The Training Slog: It’s Just Guess-the-Next-Word
Never forget what an LLM is fundamentally doing: predicting the next most plausible token in a sequence. That’s it. All its apparent intelligence, creativity, and reasoning emerge from this simple objective. The training process is a monumentally scaled-up version of this:
- Feed it a sequence of tokens (e.g., “The cat sat on the”).
- Let it predict the next token (it guesses “mat”).
- Compare its prediction to the actual next token in your data (which was “rug”).
- Use the loss (the difference) to nudge all those billions of parameters to make a slightly better guess next time.
- Repeat this a few trillion times.
The “best practice” is an understatement: your data must be impeccably cleaned and curated.
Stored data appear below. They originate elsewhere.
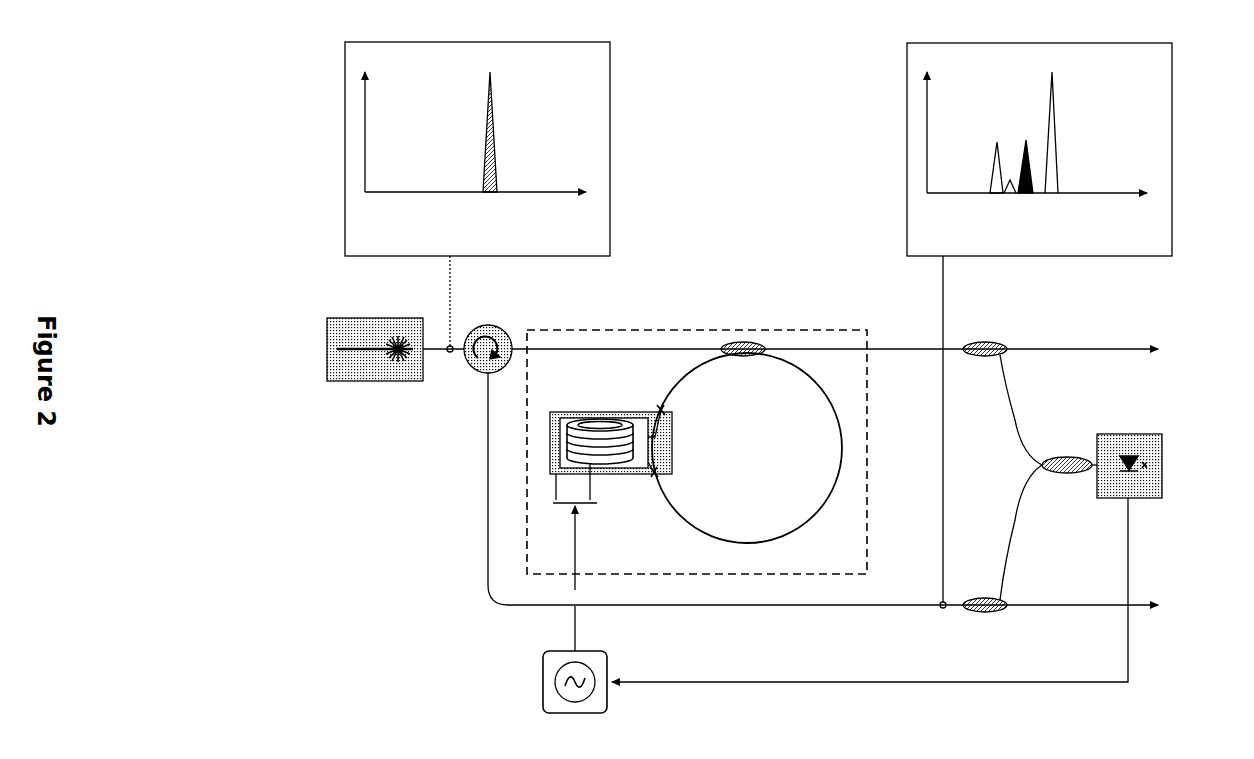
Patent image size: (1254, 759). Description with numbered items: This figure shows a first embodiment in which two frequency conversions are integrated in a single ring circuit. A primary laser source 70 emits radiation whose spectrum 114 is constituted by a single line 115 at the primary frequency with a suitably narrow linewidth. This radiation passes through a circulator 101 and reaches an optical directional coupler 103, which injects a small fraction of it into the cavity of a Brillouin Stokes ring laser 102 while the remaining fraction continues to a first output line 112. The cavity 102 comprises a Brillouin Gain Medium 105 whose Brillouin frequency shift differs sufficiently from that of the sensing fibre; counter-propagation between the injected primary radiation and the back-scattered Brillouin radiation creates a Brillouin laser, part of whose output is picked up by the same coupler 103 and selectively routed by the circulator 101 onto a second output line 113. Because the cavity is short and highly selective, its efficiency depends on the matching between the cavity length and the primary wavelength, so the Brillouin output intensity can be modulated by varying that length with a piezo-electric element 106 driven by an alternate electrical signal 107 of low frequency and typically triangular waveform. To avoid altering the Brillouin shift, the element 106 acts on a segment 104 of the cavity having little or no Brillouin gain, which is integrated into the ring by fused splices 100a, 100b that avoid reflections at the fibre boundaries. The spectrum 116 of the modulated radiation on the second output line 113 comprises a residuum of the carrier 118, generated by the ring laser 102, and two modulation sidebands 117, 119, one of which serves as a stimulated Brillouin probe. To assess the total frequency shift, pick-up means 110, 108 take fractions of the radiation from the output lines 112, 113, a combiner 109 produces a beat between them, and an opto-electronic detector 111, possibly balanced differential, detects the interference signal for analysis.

The primary laser source 70 is at (330, 385).
The circulator 101 is at (496, 326).
The Brillouin Stokes ring laser 102 is at (868, 450).
The optical directional coupler 103 is at (757, 358).
The segment of the cavity 104 is at (673, 445).
The Brillouin Gain Medium 105 is at (812, 520).
The piezo-electric element 106 is at (616, 474).
The alternate electrical signal 107 is at (542, 676).
The pick-up means 108 is at (980, 612).
The combiner 109 is at (1062, 477).
The pick-up means 110 is at (1012, 349).
The opto-electronic detector 111 is at (1124, 433).
The first output line 112 is at (1165, 346).
The second output line 113 is at (1165, 604).
The spectrum of the primary laser source 114 is at (421, 258).
The line 115 is at (494, 118).
The spectrum of the modulated radiation 116 is at (1062, 257).
The modulation sideband 117 is at (997, 140).
The residuum of the carrier 118 is at (1007, 175).
The modulation sideband 119 is at (1027, 140).
The fused splice 100a is at (657, 478).
The fused splice 100b is at (667, 412).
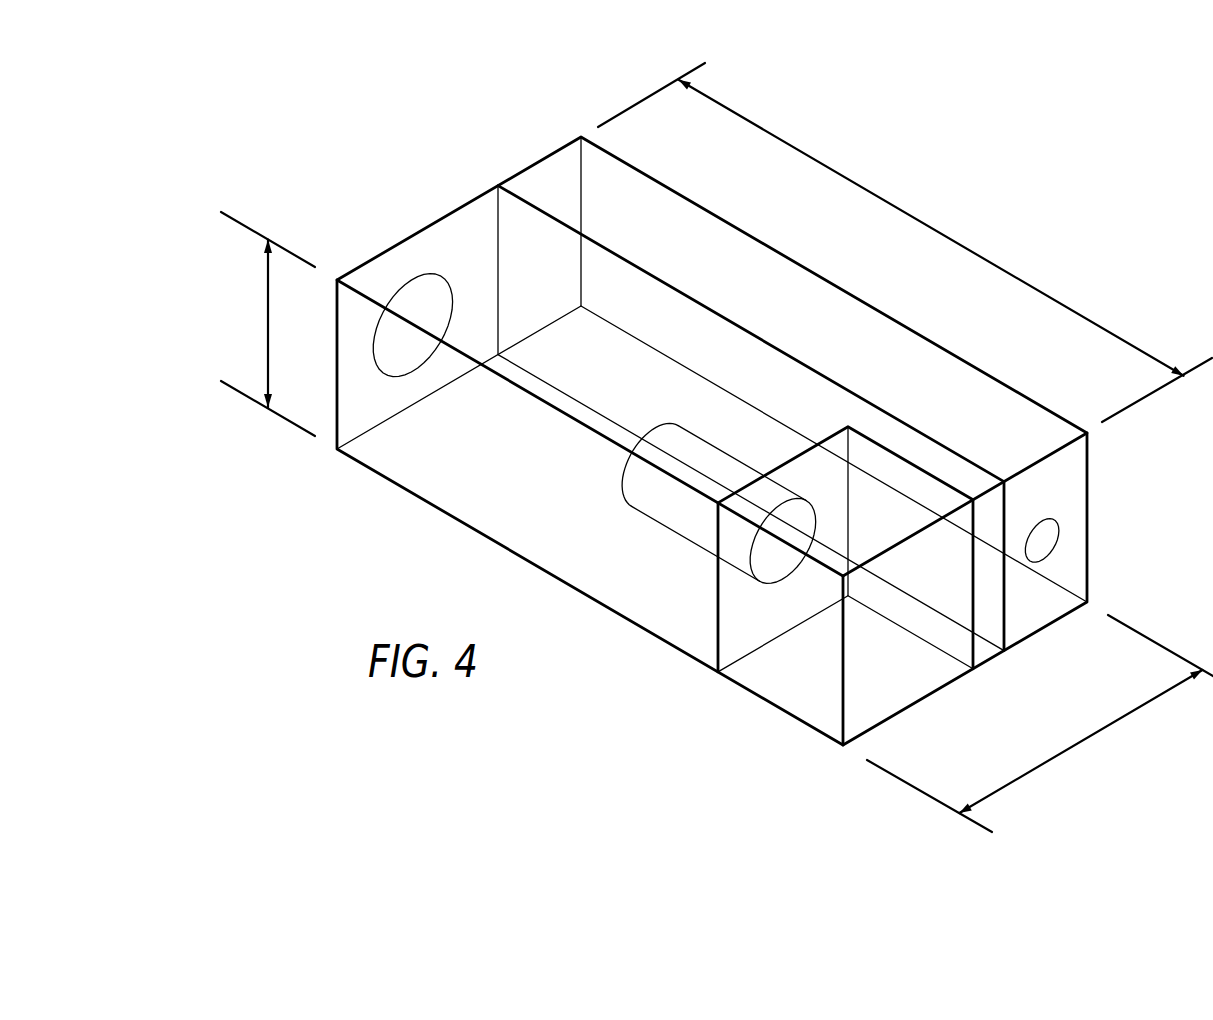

Garbage in, gospel out. The edge case is that the model will faithfully learn all the biases, inconsistencies, and errors present in your data. There’s no magic filter. It’s a mirror, and sometimes the reflection is ugly.
So, that’s the deal. It’s not alchemy. It’s a testament to what happens when you combine a simple, scalable idea with enough data, enough parameters, and enough raw computing power to make a dent in a power grid. It’s absurd, it’s wildly expensive, and somehow, it works.